1, 41, 51, 61, 71 Coaxial connectors
2 Board
3, 4 Conductor patterns
5 Fillet
10, 42, 52, 62, 72 Outer conductors
11, 43, 53, 63, 73 Outer conductor main bodies
12 Mating portion
14 Supporting portion
17, 74 Expanded portions
18, 44A, 44B, 44C, 44D, 54, 64 Securing portions
21, 75 First barrier portion
22 Second barrier portion
23 Third barrier portion
25 Center conductor
29 Insulating member
65 Fourth barrier portion

Claims

What is claimed is:

1. A coaxial connector comprising an outer conductor and a center conductor provided inside the outer conductor,

wherein the outer conductor comprises:

a tubular outer conductor main body;

a mating portion, which is formed on one side in the axial direction of the outer conductor main body and detachably mates with a counterpart connector;

a supporting portion, which is formed on the other side in the axial direction of the outer conductor main body and supports the center conductor through the medium of an insulating member;

securing portions, which project from the end face on the other side in the axial direction or from the outer peripheral surface on the other side in the axial direction of the outer conductor main body towards the other side in the axial direction and secure the outer conductor by soldering to a conductor pattern formed on the surface of the board; and

a first barrier portion, which is formed on the outer peripheral surface on the other side in the axial direction of the outer conductor main body, or on a section located away from the edge on the other side in the axial direction of the securing portions toward one side in the axial direction on the outer peripheral surface of the securing portions, and which blocks the flow of solder.

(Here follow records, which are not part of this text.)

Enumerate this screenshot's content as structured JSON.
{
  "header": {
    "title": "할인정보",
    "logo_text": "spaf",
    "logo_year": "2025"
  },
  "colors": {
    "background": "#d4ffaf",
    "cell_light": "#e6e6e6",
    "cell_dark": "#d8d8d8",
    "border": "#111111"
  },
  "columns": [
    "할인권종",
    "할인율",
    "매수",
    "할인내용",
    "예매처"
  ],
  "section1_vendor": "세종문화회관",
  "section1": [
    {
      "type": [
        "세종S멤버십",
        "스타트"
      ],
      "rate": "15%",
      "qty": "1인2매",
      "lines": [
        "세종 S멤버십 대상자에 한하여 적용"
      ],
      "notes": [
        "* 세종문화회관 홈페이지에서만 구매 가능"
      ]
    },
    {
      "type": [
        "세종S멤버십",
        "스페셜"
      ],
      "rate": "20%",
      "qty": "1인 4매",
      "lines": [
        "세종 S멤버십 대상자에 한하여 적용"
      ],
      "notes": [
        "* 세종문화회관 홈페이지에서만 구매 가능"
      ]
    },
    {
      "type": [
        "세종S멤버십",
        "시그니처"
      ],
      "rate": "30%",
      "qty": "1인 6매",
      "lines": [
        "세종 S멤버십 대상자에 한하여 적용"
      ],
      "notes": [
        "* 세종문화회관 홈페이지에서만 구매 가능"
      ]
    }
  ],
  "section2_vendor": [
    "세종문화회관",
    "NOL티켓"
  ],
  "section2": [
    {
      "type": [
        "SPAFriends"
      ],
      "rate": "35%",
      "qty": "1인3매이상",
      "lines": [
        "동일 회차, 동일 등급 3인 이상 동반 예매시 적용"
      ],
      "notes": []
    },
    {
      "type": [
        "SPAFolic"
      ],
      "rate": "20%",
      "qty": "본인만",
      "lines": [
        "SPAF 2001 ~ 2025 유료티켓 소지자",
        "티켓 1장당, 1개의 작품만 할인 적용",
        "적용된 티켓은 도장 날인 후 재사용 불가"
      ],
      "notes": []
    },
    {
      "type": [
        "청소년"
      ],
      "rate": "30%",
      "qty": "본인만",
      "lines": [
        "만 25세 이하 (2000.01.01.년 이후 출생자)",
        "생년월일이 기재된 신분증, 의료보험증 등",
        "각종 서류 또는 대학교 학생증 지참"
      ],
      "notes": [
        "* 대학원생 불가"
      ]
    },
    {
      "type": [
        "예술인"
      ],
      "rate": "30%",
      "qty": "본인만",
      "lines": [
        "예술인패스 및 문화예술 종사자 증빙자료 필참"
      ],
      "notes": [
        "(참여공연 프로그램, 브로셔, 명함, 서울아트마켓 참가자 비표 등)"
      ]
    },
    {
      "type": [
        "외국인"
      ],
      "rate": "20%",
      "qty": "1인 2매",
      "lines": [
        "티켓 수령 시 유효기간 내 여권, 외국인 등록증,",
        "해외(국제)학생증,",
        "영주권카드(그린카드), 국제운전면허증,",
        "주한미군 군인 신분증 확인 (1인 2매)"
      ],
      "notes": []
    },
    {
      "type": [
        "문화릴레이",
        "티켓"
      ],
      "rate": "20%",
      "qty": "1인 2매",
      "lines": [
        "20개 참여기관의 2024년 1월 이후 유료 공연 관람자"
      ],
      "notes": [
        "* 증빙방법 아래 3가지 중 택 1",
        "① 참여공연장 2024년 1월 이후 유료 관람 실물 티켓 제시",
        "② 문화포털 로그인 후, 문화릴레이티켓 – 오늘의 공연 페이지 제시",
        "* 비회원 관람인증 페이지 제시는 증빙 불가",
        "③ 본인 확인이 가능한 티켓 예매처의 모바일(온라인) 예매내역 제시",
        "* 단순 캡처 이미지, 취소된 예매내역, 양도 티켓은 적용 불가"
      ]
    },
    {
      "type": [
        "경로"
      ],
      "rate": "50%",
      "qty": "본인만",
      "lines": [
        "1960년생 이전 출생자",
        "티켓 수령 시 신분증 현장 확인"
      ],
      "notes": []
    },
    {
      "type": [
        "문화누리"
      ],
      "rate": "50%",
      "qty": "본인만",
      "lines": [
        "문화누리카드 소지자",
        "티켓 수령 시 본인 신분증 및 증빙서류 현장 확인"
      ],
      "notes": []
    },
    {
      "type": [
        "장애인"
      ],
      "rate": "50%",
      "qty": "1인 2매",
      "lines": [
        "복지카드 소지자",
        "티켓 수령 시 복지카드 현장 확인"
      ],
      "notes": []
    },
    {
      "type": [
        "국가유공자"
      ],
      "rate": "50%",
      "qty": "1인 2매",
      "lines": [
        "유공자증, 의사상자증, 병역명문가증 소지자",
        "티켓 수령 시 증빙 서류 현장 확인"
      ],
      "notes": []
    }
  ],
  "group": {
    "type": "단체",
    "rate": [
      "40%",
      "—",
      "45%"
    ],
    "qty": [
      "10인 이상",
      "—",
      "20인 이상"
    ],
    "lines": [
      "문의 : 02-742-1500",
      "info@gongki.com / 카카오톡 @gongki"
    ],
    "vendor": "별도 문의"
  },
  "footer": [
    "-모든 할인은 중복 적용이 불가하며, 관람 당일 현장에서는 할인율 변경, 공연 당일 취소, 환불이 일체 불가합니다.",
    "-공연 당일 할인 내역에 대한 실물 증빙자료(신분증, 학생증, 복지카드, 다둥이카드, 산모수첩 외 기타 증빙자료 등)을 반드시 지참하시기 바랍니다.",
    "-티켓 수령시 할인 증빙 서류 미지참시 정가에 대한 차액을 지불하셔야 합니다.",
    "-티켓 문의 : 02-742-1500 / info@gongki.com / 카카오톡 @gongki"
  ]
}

2. The coaxial connector according to claim 1, wherein an expanded portion expanded in the radial direction to a greater extent than the outer peripheral surface on the other side in the axial direction of said outer conductor main body is formed on the other side in the axial direction of the outer conductor main body, and the first barrier portion is formed on the outer peripheral surface of the expanded portion.

3. The coaxial connector according to claim 1, wherein a second barrier portion that blocks the flow of solder is formed on the end face on the other side in the axial direction of the outer conductor main body.

4. The coaxial connector according to claims 1, wherein a third barrier portion that blocks the flow of solder is formed on the inner peripheral surface on the other side in the axial direction of the outer conductor main body.

5. The coaxial connector according to claim 1, wherein a fourth barrier portion that blocks the flow of solder is formed on the inner peripheral surface of the securing portions.

6. The coaxial connector according to claim 1, wherein the first barrier portion is formed on a section located away from the edge on the other side in the axial direction toward one side in the axial direction on the outer peripheral surface on the other side in the axial direction of the outer conductor main body.

7. The coaxial connector according to claim 1, wherein two securing portions are formed on the end face on the other side in the axial direction or on the outer peripheral surface on the other side in the axial direction of the outer conductor main body, and the two securing portions are disposed in a mutually spaced relationship in the radial direction of the outer conductor main body.

8. The coaxial connector according to any of claim 1, wherein four securing portions are formed at intervals in the circumferential direction on the end face on the other side in the axial direction or on the outer peripheral surface on the other side in the axial direction of the outer conductor main body.

9. The coaxial connector according to claim 1, wherein the securing portions are formed in a C-shaped, U-shaped, or Π-shaped configuration when the outer conductor is viewed from the other side in the axial direction thereof.